Nunca antes ni después ha existido una escena tan extraordinaria. El Señor de la gloria, quien creó todas las cosas, fue sometido a persecuciones crueles de parte de quienes él mismo había creado. A pesar de que el juez reconoció su inocencia, él fue apresado por manos inicuas y clavado en una cruz. En ese lugar, se convirtió en objeto de burlas y humillaciones por parte de sus crueles perseguidores.
A la hora sexta (mediodía), Dios envió tinieblas sobre toda la tierra hasta la hora novena (tres de la tarde). Durante estas tres horas, nadie pudo ver al bendito Cristo de Dios mientras sufría en soledad. Este sufrimiento ya no provenía de la crueldad de los hombres, sino de la indecible agonía del desamparo de Dios. Durante ese período de tiempo, Jesús soportó voluntariamente el juicio de Dios por nuestros pecados, soportando un dolor que está más allá de nuestra comprensión.

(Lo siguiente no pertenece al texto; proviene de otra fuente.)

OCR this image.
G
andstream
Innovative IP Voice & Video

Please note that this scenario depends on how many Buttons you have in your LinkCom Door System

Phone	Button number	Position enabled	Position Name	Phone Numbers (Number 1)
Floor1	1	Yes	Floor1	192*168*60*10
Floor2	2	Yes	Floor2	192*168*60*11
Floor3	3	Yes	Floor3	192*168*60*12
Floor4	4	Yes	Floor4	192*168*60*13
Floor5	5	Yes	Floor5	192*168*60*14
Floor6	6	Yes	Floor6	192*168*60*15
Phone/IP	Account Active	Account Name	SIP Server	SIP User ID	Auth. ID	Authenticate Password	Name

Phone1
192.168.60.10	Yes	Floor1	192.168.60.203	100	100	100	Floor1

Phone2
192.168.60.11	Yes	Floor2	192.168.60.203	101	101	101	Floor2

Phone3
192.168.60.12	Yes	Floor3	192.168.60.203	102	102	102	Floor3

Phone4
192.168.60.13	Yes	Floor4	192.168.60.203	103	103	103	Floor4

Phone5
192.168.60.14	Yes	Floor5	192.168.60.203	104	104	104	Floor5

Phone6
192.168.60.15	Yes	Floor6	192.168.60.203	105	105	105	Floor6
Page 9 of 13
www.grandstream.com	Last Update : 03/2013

A la hora novena (tres de la tarde), Jesús exclamó con voz fuerte: “Dios mío, Dios mío, ¿por qué me has desamparado?”. Momentos después, volvió a gritar con toda su fuerza y exhaló su último aliento. Este detalle es significativo porque la crucifixión debilitaba tanto el cuerpo que era imposible gritar con semejante intensidad, lo cual demuestra que Jesús era más que un simple hombre. Su muerte no fue por agotamiento físico; él decidió entregar voluntariamente su vida por nosotros. ¡Qué maravilloso Salvador!
Cuando Jesús murió, el velo del templo se rasgó en dos, de arriba abajo. Dios demostró así que el sacrificio de su Hijo amado ha abierto el camino para que los creyentes tengan acceso a su presencia (véase He. 10:19).